### U.W. Bangor - School of Informatics - Mathematics Preprints 1996

# Computational Applied Mathematics

#### 96.01 : GARDNER, L.R.T, GARDNER, G.A. & DOGAN, A.

### A least squares finite element scheme for Burger's equation

#### Abstract:

Burger's equation is solved by a least squares technique using linear space-time finite elements. Standard problems are solved to assess the properties of the algorithm.#### Published in:

#### 96.02 : GARDNER, L.R.T, GARDNER, G.A. & DOGAN, A.

### A least squares finite element scheme for the RLW equation

#### Abstract:

The RLW equation is solved by a least squares technique using linear space-time finite elements.In simulations of the migration of a single solitary wave this algorithm is shown to have higher accuracy and better conservation than a recent difference scheme based on cubic spline interpolation functions. In addition, for very small amplitude waves (<= 0,09) it has a higher accuracy than an approach using quadratic B-spline finite elements within Galerkin's method.

The development of an undular bore is modelled.

#### Published in:

*Communications in Numerical Methods in Engineering*12 (1996) 795-804.

#### 96.03 : GARDNER, L.R.T, GARDNER, G.A. & DOGAN, A.

### A Galerkin finite element scheme for the RLW equation

#### Abstract:

The RLW equation is solved by Galerkin's method using linear space finite elements.In simulations of the migration of a single solitary wave this algorithm is shown to have good accuracy for small amplitude waves. In addition, for very small amplitude waves (<= 0.09) it has higher accuracy than an approach using quadratic B-spline finite elements within Galerkin's method.

The interaction of two solitary waves is modelled for small amplitude waves.

#### Published in:

#### 96.06 : GARDNER, L.R.T, GARDNER, G.A. & DOGAN, A.

### A Petrov-Galerkin finite element scheme for Burgers' equation

#### Abstract:

Burgers' equation is solved by a Petrov-Galerkin method using quadratic B-spline spacial finite elements. A linear recurrence relationship for the numerical solution of the resulting system of ordinary differential equations is obtained via a Crank-Nicolson approach involving a product approximation. Standard problems are solved to assess the properties of the algorithm.#### Published in:

*Arabian J for Sci. and Eng.*22 (1997) 100-109.

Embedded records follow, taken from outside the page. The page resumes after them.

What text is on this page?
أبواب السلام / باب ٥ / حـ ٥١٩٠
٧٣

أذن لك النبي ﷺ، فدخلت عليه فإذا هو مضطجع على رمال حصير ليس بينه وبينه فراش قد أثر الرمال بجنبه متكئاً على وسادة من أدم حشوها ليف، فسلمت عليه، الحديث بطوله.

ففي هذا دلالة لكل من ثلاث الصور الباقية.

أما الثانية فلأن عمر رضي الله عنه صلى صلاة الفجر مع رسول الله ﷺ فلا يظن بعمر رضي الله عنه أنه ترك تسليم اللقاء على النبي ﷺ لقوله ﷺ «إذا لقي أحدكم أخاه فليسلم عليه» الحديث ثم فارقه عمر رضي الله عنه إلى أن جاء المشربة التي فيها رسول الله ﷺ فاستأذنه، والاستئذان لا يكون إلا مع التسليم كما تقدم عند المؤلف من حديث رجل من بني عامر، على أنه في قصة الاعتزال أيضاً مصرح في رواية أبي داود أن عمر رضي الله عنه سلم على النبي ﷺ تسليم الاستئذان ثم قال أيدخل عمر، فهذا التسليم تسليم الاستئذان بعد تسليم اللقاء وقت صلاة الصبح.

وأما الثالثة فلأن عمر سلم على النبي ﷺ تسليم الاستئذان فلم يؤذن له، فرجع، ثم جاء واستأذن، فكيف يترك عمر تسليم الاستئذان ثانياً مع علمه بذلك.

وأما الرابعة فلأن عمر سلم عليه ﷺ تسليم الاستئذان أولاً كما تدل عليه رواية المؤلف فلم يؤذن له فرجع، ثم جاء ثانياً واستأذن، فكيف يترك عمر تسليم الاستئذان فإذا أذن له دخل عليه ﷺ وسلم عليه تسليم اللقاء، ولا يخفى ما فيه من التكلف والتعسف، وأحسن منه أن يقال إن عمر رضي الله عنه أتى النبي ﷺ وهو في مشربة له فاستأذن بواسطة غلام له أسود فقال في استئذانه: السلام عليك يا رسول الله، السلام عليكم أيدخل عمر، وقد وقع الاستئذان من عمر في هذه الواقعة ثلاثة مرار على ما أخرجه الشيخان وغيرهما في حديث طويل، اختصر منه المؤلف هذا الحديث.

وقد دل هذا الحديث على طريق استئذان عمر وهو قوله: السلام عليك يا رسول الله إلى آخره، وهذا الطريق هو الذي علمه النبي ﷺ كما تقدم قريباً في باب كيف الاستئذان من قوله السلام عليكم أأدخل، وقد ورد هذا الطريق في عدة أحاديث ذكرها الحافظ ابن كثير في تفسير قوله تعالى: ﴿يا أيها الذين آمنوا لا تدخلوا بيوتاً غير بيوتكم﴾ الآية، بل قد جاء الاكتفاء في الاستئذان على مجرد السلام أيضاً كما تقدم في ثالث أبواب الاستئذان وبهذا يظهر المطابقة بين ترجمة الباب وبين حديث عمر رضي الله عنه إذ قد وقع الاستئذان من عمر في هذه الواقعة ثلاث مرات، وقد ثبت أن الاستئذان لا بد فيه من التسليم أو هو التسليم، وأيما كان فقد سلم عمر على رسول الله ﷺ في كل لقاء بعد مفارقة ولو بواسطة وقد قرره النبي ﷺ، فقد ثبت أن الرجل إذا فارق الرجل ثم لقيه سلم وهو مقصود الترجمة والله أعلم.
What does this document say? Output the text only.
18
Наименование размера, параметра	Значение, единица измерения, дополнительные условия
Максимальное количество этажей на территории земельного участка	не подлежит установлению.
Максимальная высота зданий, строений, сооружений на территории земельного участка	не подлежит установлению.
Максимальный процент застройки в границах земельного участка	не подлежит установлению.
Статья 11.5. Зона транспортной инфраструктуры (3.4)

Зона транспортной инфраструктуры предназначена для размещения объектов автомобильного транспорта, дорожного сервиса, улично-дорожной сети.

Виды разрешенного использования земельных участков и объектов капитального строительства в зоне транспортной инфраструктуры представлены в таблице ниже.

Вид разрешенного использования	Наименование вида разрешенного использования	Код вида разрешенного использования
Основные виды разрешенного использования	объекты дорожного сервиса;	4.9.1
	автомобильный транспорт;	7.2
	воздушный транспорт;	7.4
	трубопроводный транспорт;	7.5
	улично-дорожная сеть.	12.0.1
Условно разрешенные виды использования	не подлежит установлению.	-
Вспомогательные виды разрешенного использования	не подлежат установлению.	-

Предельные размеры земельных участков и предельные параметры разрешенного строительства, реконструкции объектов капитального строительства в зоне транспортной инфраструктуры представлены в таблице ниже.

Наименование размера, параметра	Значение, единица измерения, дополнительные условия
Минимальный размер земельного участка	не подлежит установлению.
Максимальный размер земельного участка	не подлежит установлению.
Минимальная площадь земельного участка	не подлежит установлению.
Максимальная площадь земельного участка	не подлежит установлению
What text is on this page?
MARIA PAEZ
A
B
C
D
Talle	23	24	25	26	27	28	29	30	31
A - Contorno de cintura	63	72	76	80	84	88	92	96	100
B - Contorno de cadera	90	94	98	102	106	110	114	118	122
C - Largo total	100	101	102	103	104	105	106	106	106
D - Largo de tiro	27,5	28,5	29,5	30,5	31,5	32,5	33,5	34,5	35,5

#### 96.09 : GARDNER, L.R.T, GARDNER, G.A. & DOGAN, A.

### A Petrov-Galerkin algorithm for the RLW equation

#### Abstract:

The regularised long wave equation is solved by a Petrov-Galerkin method using quadratic B-spline spatial finite elements. A linear recurrence relationship for the numerical solution of the resulting system of ordinary differential equations is obtained via a Crank-Nicolson approach involving a product approximation. The motion of solitary waves is studied to assess the properties of the algorithm. The development of an undular bore is studied.#### Published in:

#### 96.18 : GARDNER, L.R.T, GARDNER, G.A. AYOUB, F.A. & AMEIN, N.K.

### Modelling an undular bore with B-splines

#### Abstract:

The development of an undular bore is governed by the regularised long wave equation. A Petrov-Galerkin B-spline finite element method for its solution is set up. The numerical model is validated by showing that it models well the motion of a single solitary wave. The development of an undular bore is studied through computer simulation.#### Published in:

*Comput. Methods Appl. Mech. Engrg.*147 (1997) 147-152.

#### 96.19 : GARDNER, L.R.T, GARDNER, G.A. AYOUB, F.A. & AMEIN, N.K.

### Simulations of the EW undular bore

#### Abstract:

The equal width equation is solved by a Petrov-Galerkin method using quadratic B-spline spatial finite elements. A linear recurrence relationship for the numerical solution of the resulting system of ordinary differential equations is obtained via a Crank-Nicolson approach involving a product approximation. The motion of solitary waves is studied to assess the properties of the algorithm. The development of an EW undular bore is investigated and compared with that of the RLW bore.#### Published in:

*Commun. Numer. Meth. Engng.*13 (1997) 583-592.